Drugi tom – „Farba”, to obraz już po przegranej wojnie, gdzie Polska staje się kolejną republiką radziecką. Realia panujące to miks okresu pod zaborami, II wojny światowej i stanu wojennego: rusyfikacja, czarny rynek, jedyne słuszne media, rozmowy kontrolowane. Bohaterowie postawieni w sytuacjach granicznych w pierwszym tomie, w drugim zgodnie ze swymi charakterami robią, co mogą, by przeżyć, a autor daje im naprawdę popalić. Do tego wszystkiego dochodzi wątek Farby, czyli nieszczęsnej zbrojnej organizacji podziemnej – typowa dla naszego narodu buta pomieszana z naiwnością. Moja reakcja na zakończenie tego tomu brzmiała: nie, nie, nie! Znowu czekać na kolejny tom?! No będę, bo co mi zostało…

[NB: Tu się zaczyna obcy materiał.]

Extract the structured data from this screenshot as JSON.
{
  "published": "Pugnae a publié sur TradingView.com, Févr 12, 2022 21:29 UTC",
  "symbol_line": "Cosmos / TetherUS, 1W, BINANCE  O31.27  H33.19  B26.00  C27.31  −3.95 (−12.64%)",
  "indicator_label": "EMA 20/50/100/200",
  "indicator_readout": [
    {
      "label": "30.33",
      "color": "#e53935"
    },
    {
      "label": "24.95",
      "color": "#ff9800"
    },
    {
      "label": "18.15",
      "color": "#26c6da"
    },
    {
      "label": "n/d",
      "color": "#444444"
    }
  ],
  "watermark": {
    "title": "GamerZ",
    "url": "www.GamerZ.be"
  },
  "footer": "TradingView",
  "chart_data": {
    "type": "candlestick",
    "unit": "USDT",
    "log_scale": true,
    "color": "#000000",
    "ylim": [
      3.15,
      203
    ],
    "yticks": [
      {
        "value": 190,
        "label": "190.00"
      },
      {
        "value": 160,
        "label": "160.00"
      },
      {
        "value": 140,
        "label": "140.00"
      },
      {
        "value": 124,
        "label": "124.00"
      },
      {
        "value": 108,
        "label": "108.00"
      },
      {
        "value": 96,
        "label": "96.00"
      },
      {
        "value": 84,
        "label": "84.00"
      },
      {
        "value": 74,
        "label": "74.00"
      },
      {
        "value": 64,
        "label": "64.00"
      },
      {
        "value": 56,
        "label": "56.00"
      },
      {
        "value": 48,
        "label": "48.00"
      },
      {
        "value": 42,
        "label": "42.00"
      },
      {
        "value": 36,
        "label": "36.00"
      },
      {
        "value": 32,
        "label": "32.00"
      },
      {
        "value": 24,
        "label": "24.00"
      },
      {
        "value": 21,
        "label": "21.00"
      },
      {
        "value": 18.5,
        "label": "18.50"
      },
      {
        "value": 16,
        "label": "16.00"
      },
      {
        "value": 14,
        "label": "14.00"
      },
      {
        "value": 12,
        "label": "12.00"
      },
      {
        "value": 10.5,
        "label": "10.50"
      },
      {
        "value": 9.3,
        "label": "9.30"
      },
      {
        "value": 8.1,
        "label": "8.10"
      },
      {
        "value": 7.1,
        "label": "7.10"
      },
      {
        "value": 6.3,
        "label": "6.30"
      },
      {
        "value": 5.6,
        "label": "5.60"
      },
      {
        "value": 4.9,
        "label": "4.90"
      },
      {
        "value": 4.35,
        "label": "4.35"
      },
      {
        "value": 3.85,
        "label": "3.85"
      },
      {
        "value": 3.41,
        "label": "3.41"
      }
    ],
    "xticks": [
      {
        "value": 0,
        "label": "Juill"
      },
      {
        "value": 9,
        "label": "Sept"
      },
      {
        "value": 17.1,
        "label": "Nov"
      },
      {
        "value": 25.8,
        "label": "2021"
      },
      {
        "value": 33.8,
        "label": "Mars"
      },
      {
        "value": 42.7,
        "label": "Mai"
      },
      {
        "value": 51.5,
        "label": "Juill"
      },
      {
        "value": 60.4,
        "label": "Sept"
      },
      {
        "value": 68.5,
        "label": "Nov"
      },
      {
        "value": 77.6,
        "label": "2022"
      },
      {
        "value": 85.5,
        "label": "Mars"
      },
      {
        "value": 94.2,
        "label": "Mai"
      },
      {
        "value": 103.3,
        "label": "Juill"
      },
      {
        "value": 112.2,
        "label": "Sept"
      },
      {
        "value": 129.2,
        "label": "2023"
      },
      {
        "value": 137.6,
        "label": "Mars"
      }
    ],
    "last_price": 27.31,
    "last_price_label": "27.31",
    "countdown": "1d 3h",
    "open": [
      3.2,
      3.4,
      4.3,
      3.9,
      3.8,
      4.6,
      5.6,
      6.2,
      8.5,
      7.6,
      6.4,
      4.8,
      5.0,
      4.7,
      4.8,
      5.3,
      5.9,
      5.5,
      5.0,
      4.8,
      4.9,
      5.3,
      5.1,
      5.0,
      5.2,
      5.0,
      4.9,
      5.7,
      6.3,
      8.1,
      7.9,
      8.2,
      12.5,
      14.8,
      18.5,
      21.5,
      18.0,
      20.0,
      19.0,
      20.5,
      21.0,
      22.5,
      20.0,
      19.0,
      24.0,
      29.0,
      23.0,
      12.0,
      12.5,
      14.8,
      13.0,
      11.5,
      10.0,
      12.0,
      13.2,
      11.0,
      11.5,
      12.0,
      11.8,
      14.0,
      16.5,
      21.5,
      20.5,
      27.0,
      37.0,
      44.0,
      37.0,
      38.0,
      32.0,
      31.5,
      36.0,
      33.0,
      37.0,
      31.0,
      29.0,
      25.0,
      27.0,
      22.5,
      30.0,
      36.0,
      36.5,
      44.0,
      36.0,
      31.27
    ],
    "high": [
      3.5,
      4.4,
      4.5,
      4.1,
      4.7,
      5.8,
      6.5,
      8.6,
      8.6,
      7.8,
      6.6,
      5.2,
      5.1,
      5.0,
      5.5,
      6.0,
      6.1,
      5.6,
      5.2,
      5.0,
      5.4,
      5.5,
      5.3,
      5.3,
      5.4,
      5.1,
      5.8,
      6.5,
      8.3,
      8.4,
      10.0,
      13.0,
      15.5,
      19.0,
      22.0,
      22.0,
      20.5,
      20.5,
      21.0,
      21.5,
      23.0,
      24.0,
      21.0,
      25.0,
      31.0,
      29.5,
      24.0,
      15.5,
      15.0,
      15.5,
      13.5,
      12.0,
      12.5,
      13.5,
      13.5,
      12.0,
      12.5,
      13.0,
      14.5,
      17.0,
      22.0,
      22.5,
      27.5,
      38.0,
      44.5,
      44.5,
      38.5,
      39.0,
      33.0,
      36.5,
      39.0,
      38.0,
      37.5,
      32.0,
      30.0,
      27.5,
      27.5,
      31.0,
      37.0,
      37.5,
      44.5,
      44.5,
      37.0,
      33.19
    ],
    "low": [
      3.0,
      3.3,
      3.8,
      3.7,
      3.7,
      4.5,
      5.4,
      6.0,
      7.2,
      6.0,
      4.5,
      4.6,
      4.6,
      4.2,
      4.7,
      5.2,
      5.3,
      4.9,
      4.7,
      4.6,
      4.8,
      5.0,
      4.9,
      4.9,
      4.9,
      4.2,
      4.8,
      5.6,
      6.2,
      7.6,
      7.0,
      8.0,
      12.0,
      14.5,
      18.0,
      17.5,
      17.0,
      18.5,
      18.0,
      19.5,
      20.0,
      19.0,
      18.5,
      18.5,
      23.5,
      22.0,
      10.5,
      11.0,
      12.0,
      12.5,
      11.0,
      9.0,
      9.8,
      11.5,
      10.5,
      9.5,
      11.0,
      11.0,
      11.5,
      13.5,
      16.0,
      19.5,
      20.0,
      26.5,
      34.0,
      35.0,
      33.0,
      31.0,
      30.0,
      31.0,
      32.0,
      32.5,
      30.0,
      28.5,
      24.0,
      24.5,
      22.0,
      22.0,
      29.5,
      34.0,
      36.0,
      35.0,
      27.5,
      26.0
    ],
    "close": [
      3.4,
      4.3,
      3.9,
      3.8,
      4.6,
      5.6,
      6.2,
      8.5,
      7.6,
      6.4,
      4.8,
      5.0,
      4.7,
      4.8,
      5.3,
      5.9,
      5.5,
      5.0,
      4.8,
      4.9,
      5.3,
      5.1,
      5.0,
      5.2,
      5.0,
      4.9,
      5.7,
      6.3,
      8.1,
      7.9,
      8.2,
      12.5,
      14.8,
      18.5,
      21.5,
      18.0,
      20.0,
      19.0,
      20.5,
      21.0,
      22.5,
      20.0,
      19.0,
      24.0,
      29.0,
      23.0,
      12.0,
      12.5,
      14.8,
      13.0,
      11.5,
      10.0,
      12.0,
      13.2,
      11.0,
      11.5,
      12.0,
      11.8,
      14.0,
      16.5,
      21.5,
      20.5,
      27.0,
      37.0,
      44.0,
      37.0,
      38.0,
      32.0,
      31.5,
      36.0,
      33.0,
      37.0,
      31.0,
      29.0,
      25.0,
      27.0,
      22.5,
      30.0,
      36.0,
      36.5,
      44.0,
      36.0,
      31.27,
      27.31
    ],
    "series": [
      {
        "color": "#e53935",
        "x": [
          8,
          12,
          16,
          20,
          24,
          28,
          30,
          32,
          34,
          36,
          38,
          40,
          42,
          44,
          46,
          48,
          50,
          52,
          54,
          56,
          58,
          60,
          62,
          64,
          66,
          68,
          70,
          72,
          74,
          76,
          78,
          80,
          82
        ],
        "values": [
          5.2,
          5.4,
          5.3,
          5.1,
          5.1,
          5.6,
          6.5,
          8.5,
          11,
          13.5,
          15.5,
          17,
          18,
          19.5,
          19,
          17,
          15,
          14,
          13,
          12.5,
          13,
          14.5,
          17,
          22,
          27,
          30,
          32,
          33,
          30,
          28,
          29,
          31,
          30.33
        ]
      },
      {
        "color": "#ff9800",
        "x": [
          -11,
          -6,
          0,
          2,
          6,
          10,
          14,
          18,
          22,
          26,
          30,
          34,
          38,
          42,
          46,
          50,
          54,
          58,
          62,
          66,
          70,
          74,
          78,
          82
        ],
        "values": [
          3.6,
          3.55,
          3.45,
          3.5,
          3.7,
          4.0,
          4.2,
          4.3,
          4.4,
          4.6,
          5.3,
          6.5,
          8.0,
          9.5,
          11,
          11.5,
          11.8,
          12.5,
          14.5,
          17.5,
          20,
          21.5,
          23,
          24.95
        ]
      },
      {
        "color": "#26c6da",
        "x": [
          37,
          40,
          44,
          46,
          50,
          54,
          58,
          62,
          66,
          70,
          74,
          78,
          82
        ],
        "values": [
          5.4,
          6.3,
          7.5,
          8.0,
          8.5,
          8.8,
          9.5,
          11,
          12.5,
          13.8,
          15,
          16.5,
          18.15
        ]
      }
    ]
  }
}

O ile były Związek Radziecki i Niemcy odwiecznie kojarzą się Polakom, jako wrogowie, o tyle wcielenie w tę rolę innego kraju, wydawać się może dość karkołomne. Jednak pokusił się o to drugi z braci – Zygmunt Miłoszewski. „Jak zawsze” to komediodramat o parze, która ma szansę jeszcze raz zacząć swoje życie, również z alternatywną historią w tle. Jeszcze raz mogą zdecydować, czy chcą być razem, w chwili kiedy codzienne stają się obserwacje: Jak się wymył, wypomadował, wyczesał, wypachnił i ubrał, wyglądał na osobę, za którą miała go reszta świata: zacnego i mądrego, choć cokolwiek nudnego profesora. Tylko że ja go miałam nie tylko w wersji obiektywnej. Ja go miałam w wersji świszczącej, pierdzącej, rozczochranej, cieknącej, śmierdzącej, pomarszczonej i bezzębnej. W całej fizjologicznej krasie nieelegancko dogorywającego ciała. A szansę tę mają, gdyż cofają się w czasie. Wracają do swej młodości lat 60-tych. Tyle że zamiast siermiężnej rzeczywistości komunistycznej Warszawy znajdują się w kopii Paryża. Szybko się okazuje, że jednak to o czym marzyło tyle pokoleń – żeby żyć jak na zachodzie, jest tylko pozorne, bowiem polscy obywatele są obywatelami drugiej kategorii. Polskie wojsko wysyłane jest do pacyfikacji francuskich kolonii, a szczytem dziewczęcych marzeń jest ukończenie szkoły, dzięki której znajdą francuskiego męża. tym razem Związek Radziecki jawi się słowiańskim rajem, do związku z którym uparcie dąży opozycja. I o ile historia małżeństwa pozwala się po prostu dobrze bawić przy czytaniu, to wątkom historycznym towarzyszą gorzkie refleksje, że niezależnie, jak się układa historia to i tak Polacy lubują się w rzucaniu samym sobie kłód pod nogi i niewykorzystywaniu dawanych im przez los szans.
Inwazja, Wojtek Miłoszewski, wyd. W.A.B.
Farba, Wojtek Miłoszewski, wyd. Grupa Wydawnicza Foksal, W.A.B.
Jak zawsze, Zygmunt Miłoszewski, wyd. W.A.B.